Q: What is an explicit constructor?
A: A conversion constructor declared with the explicit keyword. The compiler does not use an explicit constructor to implement an implied conversion of types. It's purpose is reserved explicitly for construction.
Q: What is the Standard Template Library?
A: A library of container templates approved by the ANSI committee for inclusion in the standard C++ specification.
A programmer who then launches into a discussion of the generic programming model, iterators, allocators, algorithms, and such, has a higher than average understanding of the new technology that STL brings to C++ programming.
Q: Describe run-time type identification.
A: The ability to determine at run time the type of an object by using the typeid operator or the dynamic_cast operator.

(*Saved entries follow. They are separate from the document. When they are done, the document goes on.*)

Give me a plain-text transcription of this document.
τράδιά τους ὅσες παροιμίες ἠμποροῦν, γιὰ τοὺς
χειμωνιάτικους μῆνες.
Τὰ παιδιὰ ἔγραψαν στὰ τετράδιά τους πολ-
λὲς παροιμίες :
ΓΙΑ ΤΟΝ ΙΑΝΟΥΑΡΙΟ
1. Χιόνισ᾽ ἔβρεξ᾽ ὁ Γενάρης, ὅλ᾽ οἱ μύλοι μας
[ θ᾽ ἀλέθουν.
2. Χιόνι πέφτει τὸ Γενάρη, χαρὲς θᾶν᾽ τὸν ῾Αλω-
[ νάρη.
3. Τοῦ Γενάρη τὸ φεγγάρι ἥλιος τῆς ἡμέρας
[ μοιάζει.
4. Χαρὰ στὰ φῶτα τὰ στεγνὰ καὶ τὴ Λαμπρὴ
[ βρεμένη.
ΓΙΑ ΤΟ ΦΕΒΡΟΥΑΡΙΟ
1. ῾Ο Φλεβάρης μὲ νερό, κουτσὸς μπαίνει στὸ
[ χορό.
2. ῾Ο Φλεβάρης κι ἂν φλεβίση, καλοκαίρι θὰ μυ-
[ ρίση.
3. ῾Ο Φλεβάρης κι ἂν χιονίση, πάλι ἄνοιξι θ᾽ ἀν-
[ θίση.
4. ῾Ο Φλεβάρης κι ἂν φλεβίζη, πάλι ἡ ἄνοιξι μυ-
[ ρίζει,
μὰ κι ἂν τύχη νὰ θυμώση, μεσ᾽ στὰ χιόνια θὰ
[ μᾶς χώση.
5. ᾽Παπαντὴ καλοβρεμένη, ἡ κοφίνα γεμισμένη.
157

Q: What problem does the namespace feature solve?
A: Multiple providers of libraries might use common global identifiers causing a name collision when an application tries to link with two or more such libraries. The namespace feature surrounds a library's external declarations with a unique namespace that eliminates the potential for those collisions.
This solution assumes that two library vendors don't use the same namespace identifier, of course.
Q: Are there any new intrinsic (built-in) data types?
A: Yes. The ANSI committee added the bool intrinsic type and its true and false value keywords.
Other apparent new types (string, complex, and so on) are implemented as classes in the Standard C++ Library rather than as intrinsic types.